Cars and real estate are similar in that the purchase price is negotiable. Think about the negotiation process that you go through when you buy a car. If you’re a smart buyer, you come to the table with a pretty good idea of what the car is worth, and negotiate the price based on that bottom-line. The monthly payment, taxes, fees, dealer extras, and trade-in value are important factors in your total out-of-pocket cost for the car, but they are all secondary to the purchase price of the vehicle. Consider this quote from the Edmunds.com article Confessions of a Car Salesman:
From my commission check it was clear that the minivan couple could have made a better deal and saved several thousand dollars. So where did they go wrong? Well, first of all, they negotiated as monthly payment buyers, rather than bargaining on the purchase price of the vehicle. When you agree to be a “monthly payment buyer” several variables are introduced that are harder to keep track of: the term of the loan can be extended up to 72 months (six years!) without your awareness and the interest rate can be raised. When you bargain on purchase price, it is a cleaner, simpler way of negotiating.
If you think about it, this is exactly what has happened with real estate. The combined forces of super-low interest rates and loose lending practices have turned the vast majority of home buyers into “monthly payment buyers.” A recent post by Ardell at RCG titled Beginning the Home Buying Process illustrates this phenomenon (emphasis hers—as usual):
STEP 1: The first step is the most extensive one, as it combines many factors. Home Price, which is determined by monthly payment affordability, cash needed to close, and commission to be paid to the Buyer’s Agent.

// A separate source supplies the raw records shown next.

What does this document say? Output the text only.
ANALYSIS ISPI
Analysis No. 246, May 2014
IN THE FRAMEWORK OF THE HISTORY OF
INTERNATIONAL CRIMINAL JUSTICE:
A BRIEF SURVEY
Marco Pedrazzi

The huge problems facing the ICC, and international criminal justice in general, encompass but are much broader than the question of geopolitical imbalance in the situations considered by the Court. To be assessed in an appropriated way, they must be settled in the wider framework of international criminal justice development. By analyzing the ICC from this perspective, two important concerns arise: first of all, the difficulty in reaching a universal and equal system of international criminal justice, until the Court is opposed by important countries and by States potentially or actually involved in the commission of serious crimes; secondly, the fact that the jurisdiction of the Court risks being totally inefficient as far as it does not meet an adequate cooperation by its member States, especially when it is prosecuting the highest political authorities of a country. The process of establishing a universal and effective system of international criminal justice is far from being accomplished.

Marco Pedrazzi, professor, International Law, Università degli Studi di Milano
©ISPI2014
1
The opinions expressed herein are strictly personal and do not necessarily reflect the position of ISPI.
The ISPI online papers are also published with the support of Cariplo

The first step is to base your home price on your “monthly payment affordability”—exactly the mistake mentioned above by the undercover car salesman that led to overpaying by thousands of dollars on a new car. In my opinion, it’s no wonder that home prices have gotten so out of whack with true fundamentals, when the first question someone asks in the home buying process is not “Is this house worth $XXX,000?” but rather “Can I afford $X,000 per month (no matter what kind of financing it takes)?” Obviously a monthly payment must be affordable, but should that really be the sole determining factor in whether a house is worth buying?
The longer this kind of mindset goes on, the more detached the price of real estate becomes from where it “should” be. In a way it pisses me off, because I know that for every person like me that thinks “there’s no way that house is worth $500,000!” there are hundreds (probably even thousands) of people that say “if we stretch our budget, we can afford $2,500 per month,” and thus the lunacy continues.
At least I know that the madness will end eventually, one way or another.